28.6.05
MEMÓRIA
Em tempos nacionais de contestação social, persiste a memória de um 'tempo de cerejas' (ah, 'le temps des cérises'!), no longínquo Maio de 1968. A ele retornamos, através do 'Le Monde Diplomatique'e do novo livro de Kristin Ross, professora de Literatura Comparada na Universidade de Nova Iorque:
“Éramos umbiguistas, esquecidos do mundo exterior, não víamos o que se passava no resto do mundo, estávamos dobrados sobre nós mesmos.” (Bernard Kouchner, Maio de 1988).
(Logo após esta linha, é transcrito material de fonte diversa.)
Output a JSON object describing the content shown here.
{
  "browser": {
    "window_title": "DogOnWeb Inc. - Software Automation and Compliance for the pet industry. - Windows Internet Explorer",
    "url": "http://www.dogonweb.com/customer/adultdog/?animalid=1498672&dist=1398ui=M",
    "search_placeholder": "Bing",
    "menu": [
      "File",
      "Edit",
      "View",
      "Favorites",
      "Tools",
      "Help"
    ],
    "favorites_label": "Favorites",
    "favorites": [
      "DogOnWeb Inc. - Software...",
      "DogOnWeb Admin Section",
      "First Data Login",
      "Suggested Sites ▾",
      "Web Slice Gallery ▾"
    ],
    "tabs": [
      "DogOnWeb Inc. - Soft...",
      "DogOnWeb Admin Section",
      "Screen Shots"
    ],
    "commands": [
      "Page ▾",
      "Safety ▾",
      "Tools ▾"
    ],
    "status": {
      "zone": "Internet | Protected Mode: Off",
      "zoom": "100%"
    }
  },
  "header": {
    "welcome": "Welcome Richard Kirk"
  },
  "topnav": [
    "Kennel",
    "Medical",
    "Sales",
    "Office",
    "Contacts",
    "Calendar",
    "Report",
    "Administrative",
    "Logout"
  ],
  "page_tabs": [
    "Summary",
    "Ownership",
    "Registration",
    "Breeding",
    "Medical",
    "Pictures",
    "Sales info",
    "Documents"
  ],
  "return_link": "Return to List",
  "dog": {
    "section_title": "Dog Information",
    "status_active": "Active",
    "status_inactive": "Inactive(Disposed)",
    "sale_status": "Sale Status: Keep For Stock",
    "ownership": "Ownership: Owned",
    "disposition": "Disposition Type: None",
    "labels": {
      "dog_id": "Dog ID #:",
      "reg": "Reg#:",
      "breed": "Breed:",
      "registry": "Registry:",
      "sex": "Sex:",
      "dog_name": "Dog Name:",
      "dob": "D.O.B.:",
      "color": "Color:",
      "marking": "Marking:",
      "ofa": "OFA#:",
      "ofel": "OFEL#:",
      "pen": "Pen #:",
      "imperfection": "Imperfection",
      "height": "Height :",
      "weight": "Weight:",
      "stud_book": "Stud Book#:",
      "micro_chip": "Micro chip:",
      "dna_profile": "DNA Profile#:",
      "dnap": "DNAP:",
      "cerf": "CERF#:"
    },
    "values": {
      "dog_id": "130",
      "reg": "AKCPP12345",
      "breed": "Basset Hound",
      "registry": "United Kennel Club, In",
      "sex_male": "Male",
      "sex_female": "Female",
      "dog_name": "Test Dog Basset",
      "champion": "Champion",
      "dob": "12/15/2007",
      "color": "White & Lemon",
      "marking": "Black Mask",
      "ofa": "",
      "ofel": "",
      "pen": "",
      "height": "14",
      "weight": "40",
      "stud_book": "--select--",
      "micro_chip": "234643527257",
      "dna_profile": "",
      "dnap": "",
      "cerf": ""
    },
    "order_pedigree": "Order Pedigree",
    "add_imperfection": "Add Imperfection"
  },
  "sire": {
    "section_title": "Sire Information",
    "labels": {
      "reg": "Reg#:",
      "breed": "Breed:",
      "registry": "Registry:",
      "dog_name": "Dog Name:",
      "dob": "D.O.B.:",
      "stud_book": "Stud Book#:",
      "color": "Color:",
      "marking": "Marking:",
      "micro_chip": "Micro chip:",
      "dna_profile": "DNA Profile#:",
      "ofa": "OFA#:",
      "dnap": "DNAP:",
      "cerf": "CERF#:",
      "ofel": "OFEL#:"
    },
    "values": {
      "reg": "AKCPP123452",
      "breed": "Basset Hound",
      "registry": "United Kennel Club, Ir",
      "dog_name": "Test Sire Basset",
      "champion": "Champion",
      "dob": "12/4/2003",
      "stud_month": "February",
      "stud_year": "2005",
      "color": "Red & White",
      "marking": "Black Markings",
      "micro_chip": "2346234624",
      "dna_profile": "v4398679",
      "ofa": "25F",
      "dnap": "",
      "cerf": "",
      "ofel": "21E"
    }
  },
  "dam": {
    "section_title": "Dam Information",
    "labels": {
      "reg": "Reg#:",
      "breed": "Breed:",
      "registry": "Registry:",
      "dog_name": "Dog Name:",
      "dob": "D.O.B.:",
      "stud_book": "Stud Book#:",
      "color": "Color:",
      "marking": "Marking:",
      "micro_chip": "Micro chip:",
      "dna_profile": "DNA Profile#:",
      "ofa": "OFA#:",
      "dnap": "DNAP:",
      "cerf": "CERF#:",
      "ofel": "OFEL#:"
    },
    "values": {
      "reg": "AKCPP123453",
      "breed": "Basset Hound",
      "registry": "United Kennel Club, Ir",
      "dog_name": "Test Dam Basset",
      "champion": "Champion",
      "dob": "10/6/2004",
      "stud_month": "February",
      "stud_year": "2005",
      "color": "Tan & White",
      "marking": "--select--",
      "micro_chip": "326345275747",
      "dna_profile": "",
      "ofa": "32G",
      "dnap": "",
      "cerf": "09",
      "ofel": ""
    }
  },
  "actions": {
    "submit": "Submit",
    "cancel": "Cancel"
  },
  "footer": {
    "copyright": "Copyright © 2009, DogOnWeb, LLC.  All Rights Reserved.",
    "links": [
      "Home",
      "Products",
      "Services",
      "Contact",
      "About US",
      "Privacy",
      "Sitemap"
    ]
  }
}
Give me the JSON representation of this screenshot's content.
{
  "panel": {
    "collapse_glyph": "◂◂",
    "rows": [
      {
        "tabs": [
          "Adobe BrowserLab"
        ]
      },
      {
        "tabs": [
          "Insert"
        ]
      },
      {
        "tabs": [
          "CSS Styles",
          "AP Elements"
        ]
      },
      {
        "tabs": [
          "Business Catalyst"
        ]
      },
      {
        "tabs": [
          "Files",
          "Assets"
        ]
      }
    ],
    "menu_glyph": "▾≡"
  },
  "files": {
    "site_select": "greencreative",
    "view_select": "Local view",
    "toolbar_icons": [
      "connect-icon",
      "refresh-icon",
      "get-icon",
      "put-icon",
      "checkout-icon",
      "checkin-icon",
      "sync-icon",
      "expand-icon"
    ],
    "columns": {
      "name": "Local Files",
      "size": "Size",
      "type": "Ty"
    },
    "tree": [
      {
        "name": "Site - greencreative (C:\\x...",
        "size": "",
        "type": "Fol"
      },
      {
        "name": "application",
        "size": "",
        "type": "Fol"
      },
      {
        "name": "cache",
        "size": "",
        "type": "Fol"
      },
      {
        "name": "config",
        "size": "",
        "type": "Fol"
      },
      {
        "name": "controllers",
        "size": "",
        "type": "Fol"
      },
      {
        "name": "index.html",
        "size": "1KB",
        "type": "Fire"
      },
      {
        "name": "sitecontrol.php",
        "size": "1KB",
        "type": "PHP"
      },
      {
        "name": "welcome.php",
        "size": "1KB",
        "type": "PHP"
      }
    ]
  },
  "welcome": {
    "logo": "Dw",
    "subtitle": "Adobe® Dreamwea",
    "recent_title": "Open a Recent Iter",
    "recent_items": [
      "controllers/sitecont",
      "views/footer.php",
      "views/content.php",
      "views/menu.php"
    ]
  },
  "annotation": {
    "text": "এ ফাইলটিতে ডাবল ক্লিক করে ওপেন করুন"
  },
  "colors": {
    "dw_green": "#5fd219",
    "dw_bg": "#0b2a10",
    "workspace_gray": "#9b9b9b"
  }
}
Assim, por uma simples pirueta, Kouchner arroga-se o direito de varrer uma dimensão inteira do movimento de 1968, a saber a sua relação com as lutas anticolonialistas e anti-imperialistas, como o Vietname, a Algélia, Cuba.
“Por volta do ano 1968, em todo o mundo ocidental, aparece na cena pública uma nova personagem colectiva: a classe de idade adolescente. (...) E afirma-se por oposição ao mundo adulto.” Estas frases de um editorial do Le Monde no trigésimo aniversário do Maio 68 assemelham-se a uma apreciação de Raymond Aron: “ Estamos em presença de um fenómeno que tem tanto de biológico como de social.” E confirmam a vontade de enterrar o carácter social do Maio 68, revolta de massas que tocou todos os sectores do trabalho, todos os grupos etários.
Em trinta e cinco anos, a memória do Maio 68 ficou escondida sob as comemorações, reduzida à “libertação dos costumes”, quando foi a mais importante contestação da ordem social existente. É para reabilitar o sentido real do acontecimento que Kristin Ross nos convida.